ATLANTA -- What if you could skip annual flu vaccinations and get multiyear protection from a single shot? An infusion of federal dollars into research and development may be just the thing to bring such a “universal” flu vaccine closer to reality.
"The government's putting a very large investment in developing new vaccine strategies, new platforms and basically making the flu vaccine work for all populations,” said Ted Ross, director of the Center for Vaccines and Immunology at the University of Georgia.
Monday afternoon, UGA announced it has signed a contract with the National Institute of Allergy and Infectious Diseases, a division of the National Institutes of Health (NIH), which will provide up to $130 million in funding over seven years. UGA will lead one of the projects and collaborate with scientists at 14 other universities and research institutions.
At the end of that seven-year period, researchers hope to bring a universal flu vaccine to market, which would offer longer protection than current shots.
"We'd love for it to be lifetime,” Ross said. "But to be realistic, it'll probably be more like a five- to 10-year period of time. Then you might get a booster again and they’ll ask you for another in five or 10 years. We hopefully can continue to expand that period of time in which you could be protected."

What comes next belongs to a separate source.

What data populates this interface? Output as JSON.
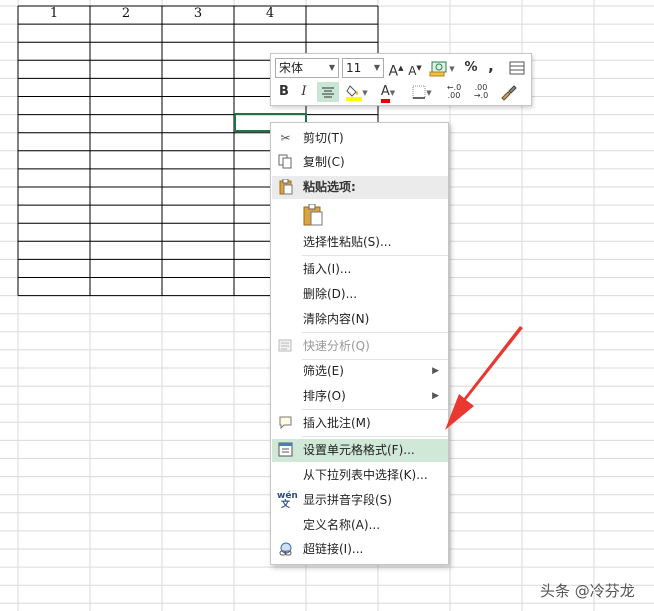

Because flu viruses are constantly changing, public health officials have to update the current vaccine each year based on the three or four strains they predict will be most prominent in the coming season. In developing a universal vaccine, researchers are looking for multiple weaknesses across a wider range of flu viruses.

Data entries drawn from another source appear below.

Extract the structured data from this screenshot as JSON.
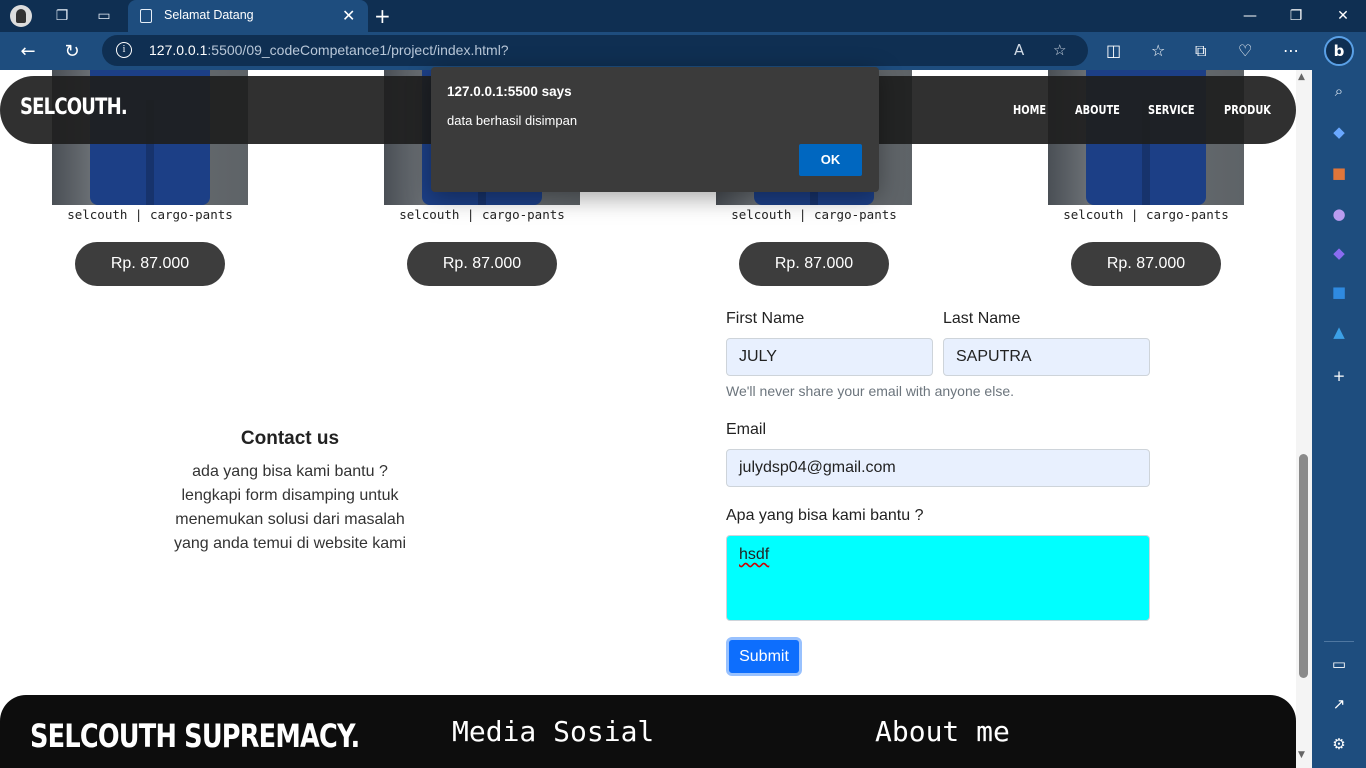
{
  "browser": {
    "tab_title": "Selamat Datang",
    "url_host": "127.0.0.1",
    "url_rest": ":5500/09_codeCompetance1/project/index.html?",
    "edge_bing_label": "b"
  },
  "navbar": {
    "brand": "SELCOUTH.",
    "links": [
      "HOME",
      "ABOUTE",
      "SERVICE",
      "PRODUK"
    ]
  },
  "products": [
    {
      "name": "selcouth | cargo-pants",
      "price": "Rp. 87.000"
    },
    {
      "name": "selcouth | cargo-pants",
      "price": "Rp. 87.000"
    },
    {
      "name": "selcouth | cargo-pants",
      "price": "Rp. 87.000"
    },
    {
      "name": "selcouth | cargo-pants",
      "price": "Rp. 87.000"
    }
  ],
  "contact": {
    "title": "Contact us",
    "lines": [
      "ada yang bisa kami bantu ?",
      "lengkapi form disamping untuk",
      "menemukan solusi dari masalah",
      "yang anda temui di website kami"
    ]
  },
  "form": {
    "first_name_label": "First Name",
    "first_name_value": "JULY",
    "last_name_label": "Last Name",
    "last_name_value": "SAPUTRA",
    "help_text": "We'll never share your email with anyone else.",
    "email_label": "Email",
    "email_value": "julydsp04@gmail.com",
    "message_label": "Apa yang bisa kami bantu ?",
    "message_value": "hsdf",
    "submit_label": "Submit",
    "message_bg": "#00ffff"
  },
  "footer": {
    "brand": "SELCOUTH SUPREMACY.",
    "col2": "Media Sosial",
    "col3": "About me"
  },
  "alert": {
    "origin": "127.0.0.1:5500 says",
    "message": "data berhasil disimpan",
    "ok_label": "OK"
  }
}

"We've actually taken the approach of taking the best parts of all the different flu strains that are circulating and generating a single vaccine with each of those parts in it,” Ross said. "So no matter where the virus evolves, we're able to continuously stay ahead of it and have immune responses that will neutralize that new variant.”

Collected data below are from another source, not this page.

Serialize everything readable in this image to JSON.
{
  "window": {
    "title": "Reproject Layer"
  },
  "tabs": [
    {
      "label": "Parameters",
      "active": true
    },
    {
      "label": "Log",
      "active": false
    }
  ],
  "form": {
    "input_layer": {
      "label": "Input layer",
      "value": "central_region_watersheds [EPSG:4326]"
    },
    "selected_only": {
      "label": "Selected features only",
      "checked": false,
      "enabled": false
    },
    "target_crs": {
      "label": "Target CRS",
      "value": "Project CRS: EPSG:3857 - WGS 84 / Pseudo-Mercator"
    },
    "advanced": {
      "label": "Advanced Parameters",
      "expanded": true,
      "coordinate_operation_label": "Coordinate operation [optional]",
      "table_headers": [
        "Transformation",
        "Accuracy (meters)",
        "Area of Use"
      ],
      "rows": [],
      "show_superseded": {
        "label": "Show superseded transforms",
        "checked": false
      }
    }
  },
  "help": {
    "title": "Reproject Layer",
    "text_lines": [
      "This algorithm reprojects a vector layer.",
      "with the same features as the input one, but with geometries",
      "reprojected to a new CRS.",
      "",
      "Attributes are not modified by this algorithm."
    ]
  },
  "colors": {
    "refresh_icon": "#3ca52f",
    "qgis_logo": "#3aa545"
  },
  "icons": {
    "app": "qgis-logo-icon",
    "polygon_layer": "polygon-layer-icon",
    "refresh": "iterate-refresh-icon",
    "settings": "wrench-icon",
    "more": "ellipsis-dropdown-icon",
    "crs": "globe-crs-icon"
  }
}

UGA’s research will focus on developing more effective vaccines for children, the elderly and people with underlying health conditions who are particularly susceptible to flu.
"So it may not be one-vaccine-fits-all,” Ross said. “There may be designer vaccines for different populations of people that are the most effective."
The Centers for Disease Control and Protection (CDC) recommends everyone 6 months old and above get an annual flu vaccine, not only to protect themselves but to avoid infecting others who are at risk of developing severe complications from flu.
But during the last flu season, the agency estimates less than two-thirds of American children (63 percent) and less than half of U.S. adults (45 percent) got vaccinated. Ross said he believes a long-acting universal flu vaccine would increase coverage.
“Even if there's a percentage of the population that doesn't take it every year, over a 10-year period more and more people would get it and have longer-lasting immunity,” he said. “Eventually, you would get up to a much higher percentage of the population being vaccinated over that period of time."
Recent studies suggest the current flu vaccine reduces the risk of illness by 40 percent to 60 percent among the overall population during years that the shots are a good match for the viruses in circulation. Ross said his goal is to develop a universal vaccine with an effectiveness of 70 percent to 90 percent.